Belfast Telegraph

Call for Northern Ireland radio bosses to put more female voices into top slot

Caroline Fleck
Caroline Fleck
Carolyn Stewart
Kerry McLean

By David O'Dornan

Radio stations here need to follow the example of network programmers and have more female presenters on their prime time weekday shows, according to one of the organisers of a festival supporting women in music.

Charlene Hegarty, one of the co-ordinators of Women's Work running from June 5-9, said that "there's work to be done" when it comes to women fronting high-profile radio slots.

The festival, in its fourth year, will be holding a free event called Revolution Radio, where a panel of guests will discuss whether there has been "a seismic shift from the historically double-decked male dominance" in Britain.

The billing points to examples such as Zoe Ball and Sara Cox - both at the UK's most popular station, Radio 2. Ball has taken over the coveted breakfast slot from Chris Evans, and Cox hosts the drive time show.

One of the panel at the Oh Yeah Music Centre event will be Downtown's Caroline Fleck who along with U105's Carolyn Stewart and BBC Radio Ulster's Kerry McLean, are the only women in Northern Ireland to present their own weekday daytime shows.

Carolyn Stewart

Apart from those three, the only women regularly on air in the Monday to Friday primetime hours are breakfast co-presenters: Rebecca McKinney (Cool FM with Peter Snodden and Paulo Ross), Cate Conway (Q Radio with Stephen Clements), Denise Watson (U105 with Maurice Jay) and Karen Patterson (BBC's Good Morning Ulster).

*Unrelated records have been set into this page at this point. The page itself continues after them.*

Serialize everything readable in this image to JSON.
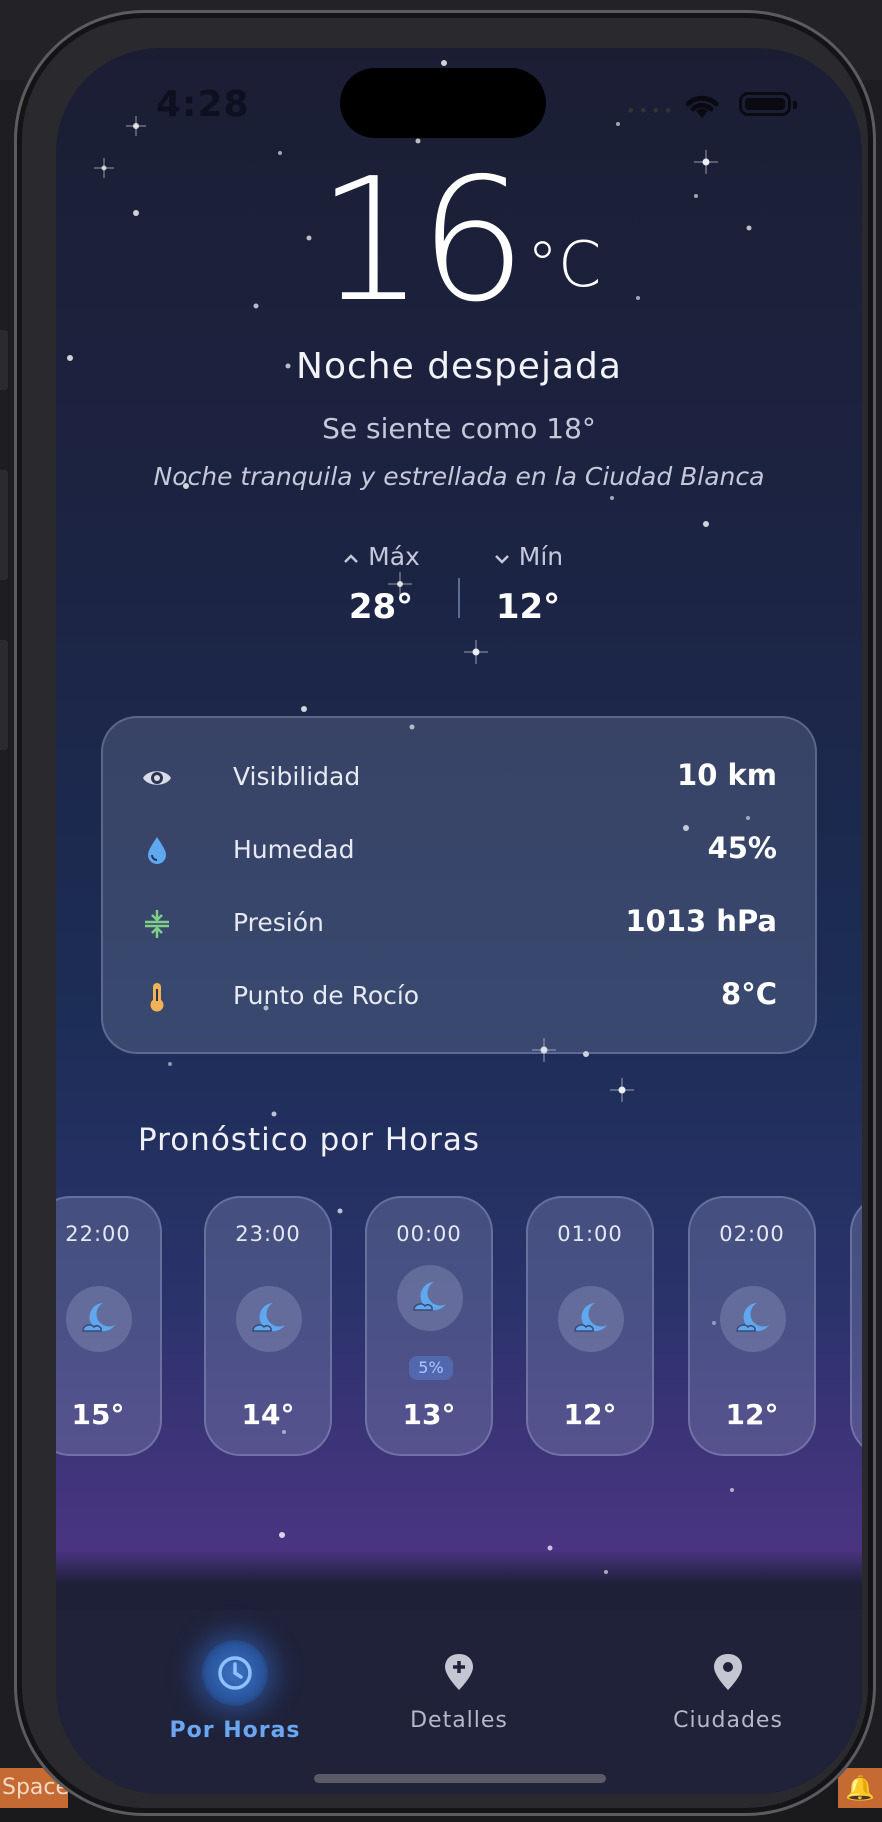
{
  "desktop": {
    "spaces_label": "Spaces",
    "bell_icon": "bell-icon"
  },
  "status_bar": {
    "time": "4:28",
    "icons": [
      "wifi-icon",
      "battery-icon"
    ]
  },
  "current": {
    "temperature": "16",
    "unit": "°C",
    "condition": "Noche despejada",
    "feels_like": "Se siente como 18°",
    "description": "Noche tranquila y estrellada en la Ciudad Blanca",
    "max_label": "Máx",
    "max_value": "28°",
    "min_label": "Mín",
    "min_value": "12°"
  },
  "details": [
    {
      "icon": "eye-icon",
      "label": "Visibilidad",
      "value": "10 km",
      "color": "#d9dbe6"
    },
    {
      "icon": "water-drop-icon",
      "label": "Humedad",
      "value": "45%",
      "color": "#5fa8f0"
    },
    {
      "icon": "pressure-icon",
      "label": "Presión",
      "value": "1013 hPa",
      "color": "#7ecf88"
    },
    {
      "icon": "thermometer-icon",
      "label": "Punto de Rocío",
      "value": "8°C",
      "color": "#f2b354"
    }
  ],
  "hourly": {
    "title": "Pronóstico por Horas",
    "items": [
      {
        "time": "22:00",
        "icon": "moon-cloud-icon",
        "temp": "15°"
      },
      {
        "time": "23:00",
        "icon": "moon-cloud-icon",
        "temp": "14°"
      },
      {
        "time": "00:00",
        "icon": "moon-cloud-icon",
        "temp": "13°",
        "precip": "5%"
      },
      {
        "time": "01:00",
        "icon": "moon-cloud-icon",
        "temp": "12°"
      },
      {
        "time": "02:00",
        "icon": "moon-cloud-icon",
        "temp": "12°"
      }
    ]
  },
  "nav": {
    "items": [
      {
        "label": "Por Horas",
        "icon": "clock-icon",
        "active": true
      },
      {
        "label": "Detalles",
        "icon": "location-plus-icon",
        "active": false
      },
      {
        "label": "Ciudades",
        "icon": "location-pin-icon",
        "active": false
      }
    ]
  },
  "colors": {
    "accent": "#6aa6f2",
    "icon_blue": "#5fa8f0"
  }
}
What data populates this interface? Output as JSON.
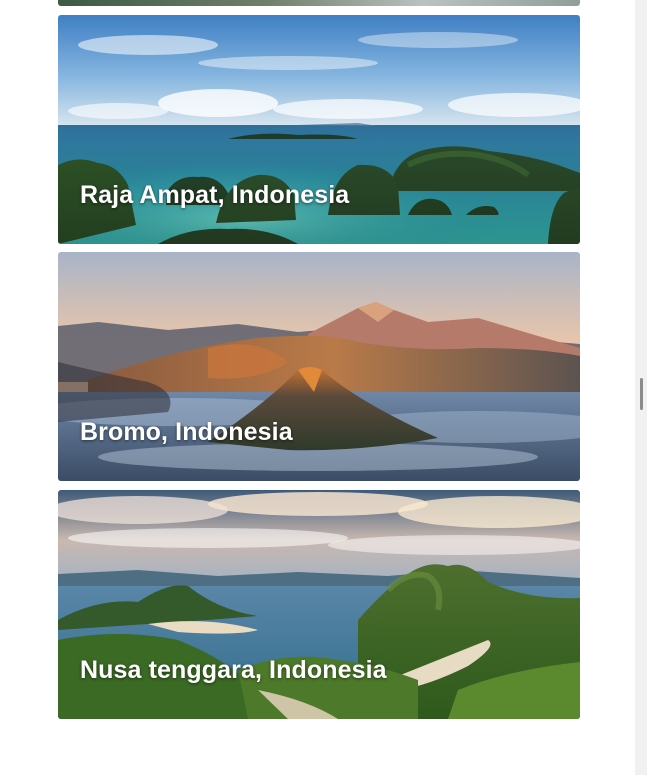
{
  "cards": [
    {
      "label": "Raja Ampat, Indonesia"
    },
    {
      "label": "Bromo, Indonesia"
    },
    {
      "label": "Nusa tenggara, Indonesia"
    }
  ],
  "colors": {
    "scrollbar_track": "#f1f1f1",
    "scrollbar_thumb": "#8c8c8c",
    "caption_text": "#ffffff"
  }
}
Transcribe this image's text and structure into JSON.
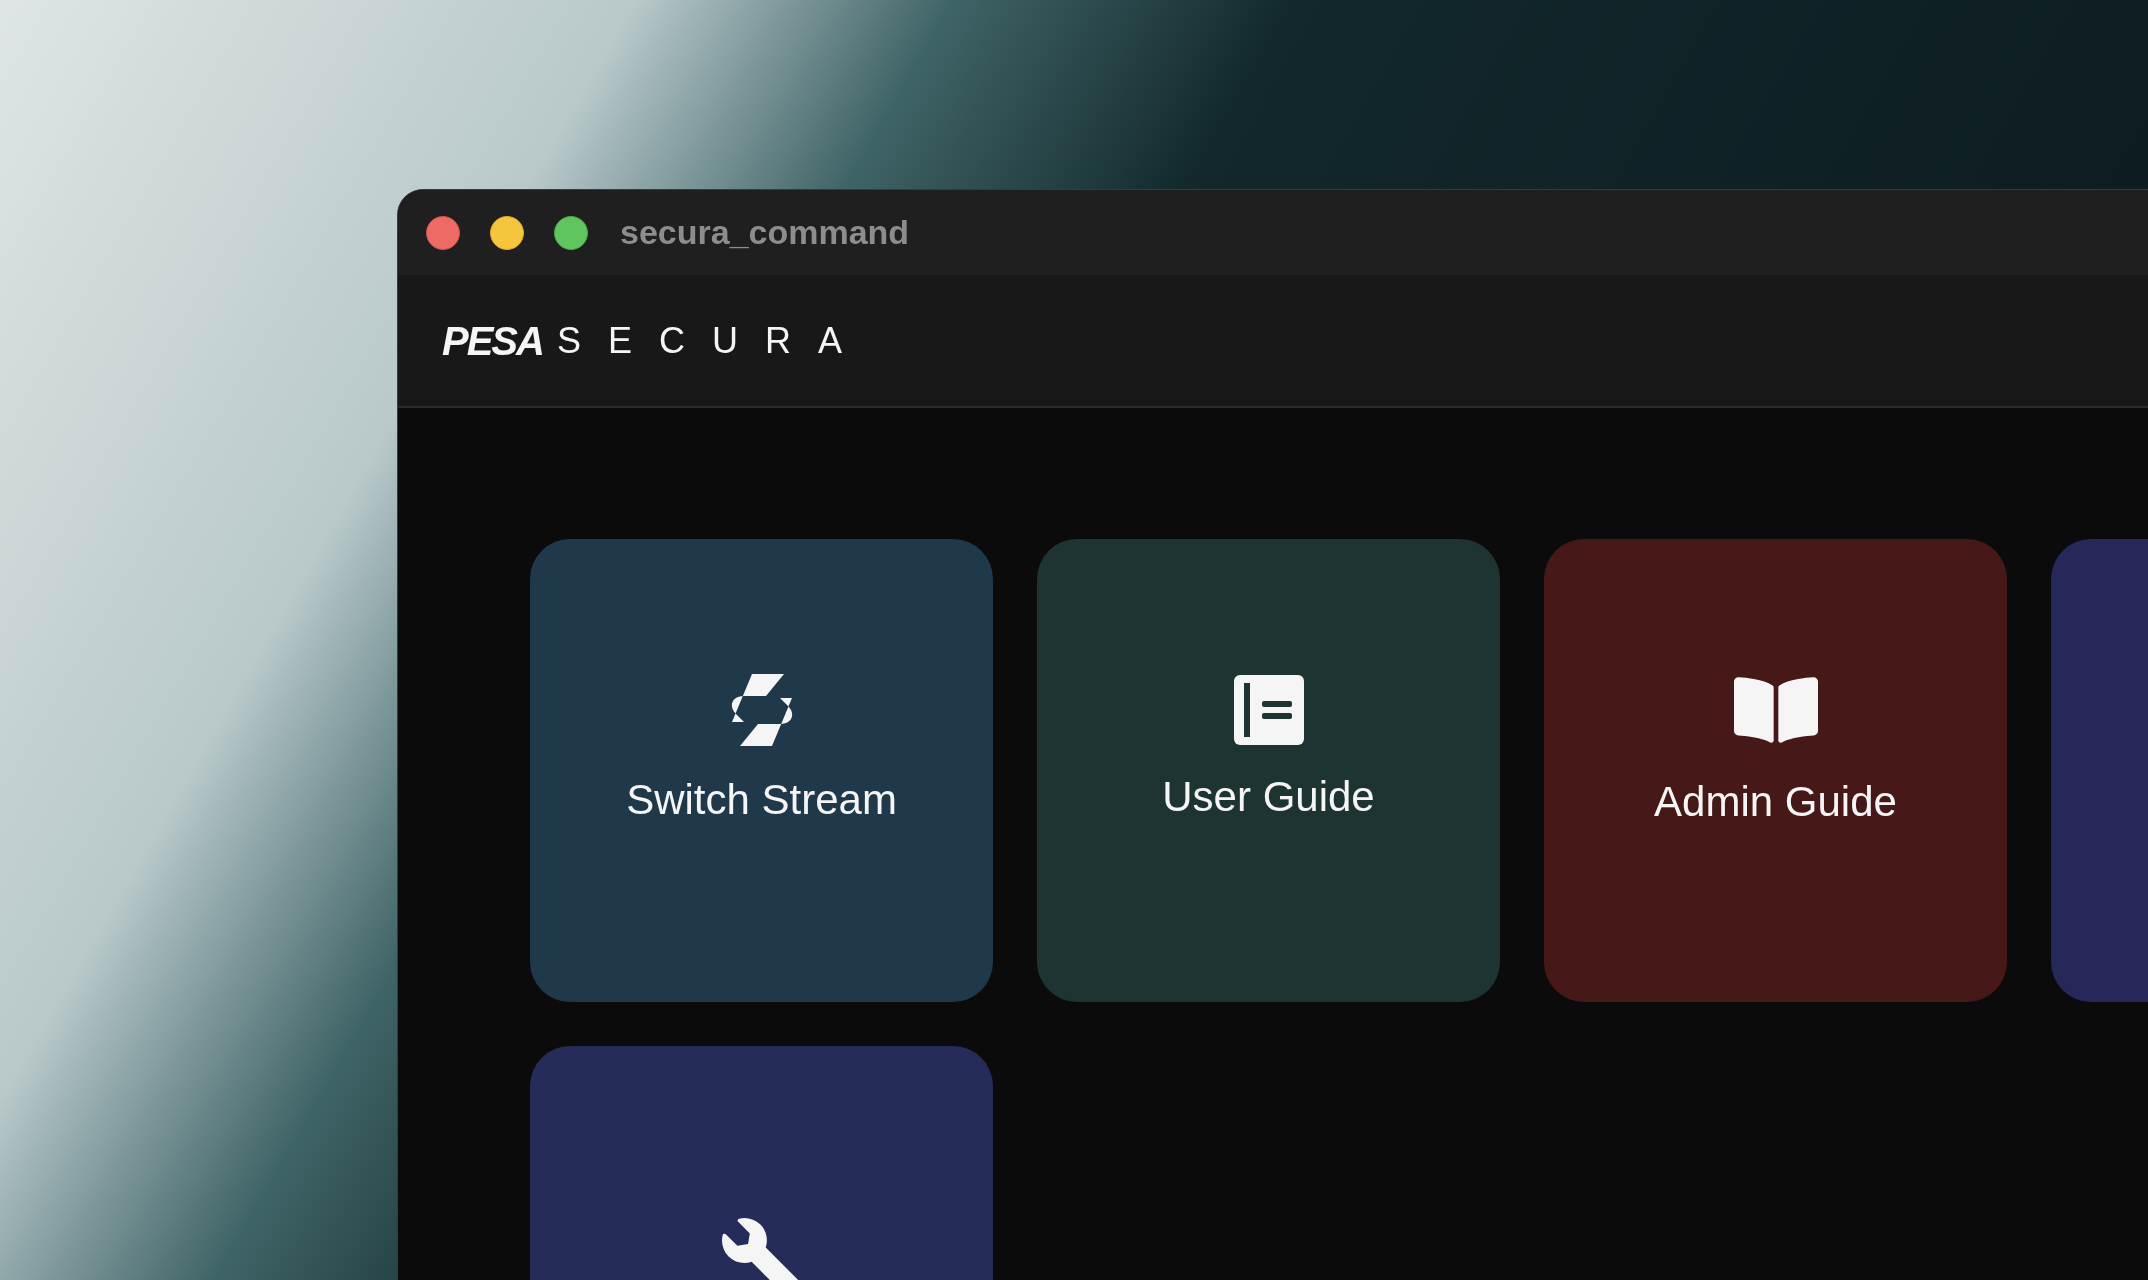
{
  "window": {
    "title": "secura_command"
  },
  "logo": {
    "mark": "PESA",
    "name": "SECURA"
  },
  "tiles": [
    {
      "kind": "stream",
      "label": "Switch Stream",
      "color": "#1f394a"
    },
    {
      "kind": "document",
      "label": "User Guide",
      "color": "#1d3432"
    },
    {
      "kind": "book",
      "label": "Admin Guide",
      "color": "#461918"
    },
    {
      "kind": "blank",
      "color": "#262859"
    },
    {
      "kind": "wrench",
      "color": "#252c5a"
    }
  ]
}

While some women do have their own programmes at stations here in the evenings and at weekends, Charlene would like to see more prime opportunities for women.

She said: "In the UK there was a massive restructure and in January it all took effect.

"It was quite astonishing from our perspective watching it, the amount of females that came to the fore there who are dominating the really prime time slots on key stations.

"That's really good and we take a lot of heart in that but there's definitely work to be done.

"Again, I think that's the whole ethos of Woman's Work, that there's work there to be done and we're not going to shy away from it and we'll celebrate best case examples as a means to try and encourage other people to follow suit. There have been new initiatives by the BBC to try and get young voices into the BBC and pushing on the female side of that as well, so maybe there's somewhat of an understanding that they've fallen behind but whether the action follows just as quick as that remains to be seen.

Kerry McLean

"We've got this radio event and we're trying to be agents for positive change here.

"We want to raise the visibility of Women's Work and the festival because we believe in it. We're not afraid or going to shy away from the difficult conversations."

The BBC said: "We are constantly reviewing our schedule to make sure we are bringing our audiences the best talent across our programmes.

"We recognise the importance of having women presenters and have been working to develop a range of new voices for radio."

Q Radio programme manager James Devlin said the station "has championed female talent over the years", adding: "At present, the group has three fantastic female presenters - Cate Conway on Q Breakfast, Yazz Zemmoura on Q Weekend Breeze, and Olga Kaye on The Q.

"Edna Gibson has also been contributing to Breakfast for the last six months and has proved hugely popular with listeners.

"Women make up more than half of the newsroom staff at Q Radio and the company as a whole has a majority of female employees.

"We'd welcome more women presenting their own shows, but when we look for new talent, the vast majority of applications come from men. This is something we hope will change and we certainly intend to play our part in making this change happen."

On behalf of Cool FM and Downtown, Gary Stein, group programme director at Bauer, said they were "giving more opportunities for women to forge a successful career in broadcasting".

He added: "Bauer has been championing big initiatives to encourage more women, not just on air, but also in production and content roles throughout our radio network.

"A great example is with Downtown Country, now having Kirstie McMurray single-handedly carrying the all-important breakfast show on the station, as such, it's the only station here that has a Solus female breakfast presenter.

"Our other two breakfast shows also feature Rebecca McKinney and Rachael Anderson on Cool FM and Downtown Radio respectively."

U105 and parent company News UK did not respond to a request for comment.